Los correos electrónicos vienen con un archivo HTML adjunto («Criminales de guerra de la Federación Rusa.htm»), cuya apertura culmina con la descarga y ejecución de un implante basado en PowerShell en el host infectado.
CERT-UA atribuyó el ataque a Armageddon, un actor de amenazas con sede en Rusia vinculado al Servicio de Seguridad Federal (FSB) que tiene un historial de atacar entidades ucranianas desde al menos 2013.
En febrero de 2022, el grupo de piratas informáticos se relacionó con ataques de espionaje dirigidos al gobierno, el ejército, organizaciones no gubernamentales (ONG), el poder judicial, las fuerzas del orden y organizaciones sin fines de lucro con el objetivo principal de exfiltrar información confidencial.
También se cree que Armageddon, también conocido por el apodo de Gamaredon, identificó a los funcionarios del gobierno de Letonia como parte de un ataque de phishing relacionado hacia fines de marzo de 2022, empleando archivos RAR con temas de guerra para entregar malware.
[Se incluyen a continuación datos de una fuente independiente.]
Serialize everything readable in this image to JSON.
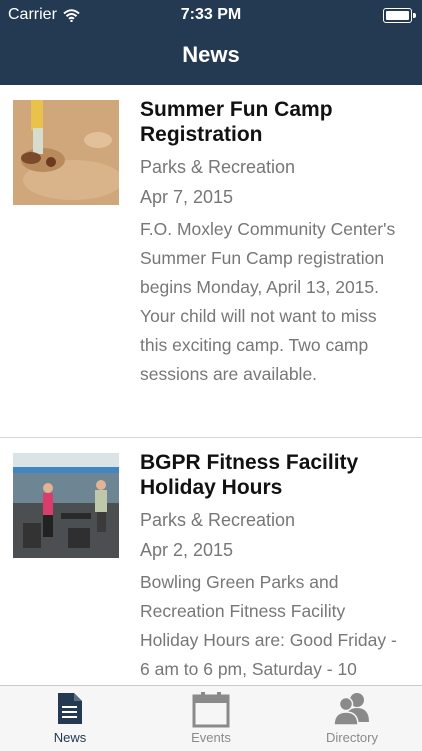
{
  "status_bar": {
    "carrier": "Carrier",
    "time": "7:33 PM"
  },
  "nav": {
    "title": "News"
  },
  "news": [
    {
      "title": "Summer Fun Camp Registration",
      "source": "Parks & Recreation",
      "date": "Apr 7, 2015",
      "summary": "F.O. Moxley Community Center's Summer Fun Camp registration begins Monday, April 13, 2015. Your child will not want to miss this exciting camp. Two camp sessions are available."
    },
    {
      "title": "BGPR Fitness Facility Holiday Hours",
      "source": "Parks & Recreation",
      "date": "Apr 2, 2015",
      "summary": "Bowling Green Parks and Recreation Fitness Facility Holiday Hours are: Good Friday - 6 am to 6 pm, Saturday - 10"
    }
  ],
  "tabs": [
    {
      "label": "News",
      "icon": "document-icon",
      "active": true
    },
    {
      "label": "Events",
      "icon": "calendar-icon",
      "active": false
    },
    {
      "label": "Directory",
      "icon": "people-icon",
      "active": false
    }
  ],
  "colors": {
    "nav_bar": "#243a52",
    "active_tab": "#243a52",
    "inactive_tab": "#8a8a8a"
  }
}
Otras campañas de phishing documentadas por CERT-UA en las últimas semanas han implementado una variedad de malware, que incluye GraphSteel, GrimPlantHeaderTip, LoadEdge y ESPECTROpor no hablar de un escritor fantasma con punta de lanza operación para instalar el marco de post-explotación de Cobalt Strike.
La divulgación se produce cuando varios grupos de amenazas persistentes avanzadas (APT) de Irán, China, Corea del Norte y Rusia han capitalizado la guerra ruso-ucraniana en curso como pretexto para redes de víctimas de puerta trasera y organizar otras actividades maliciosas.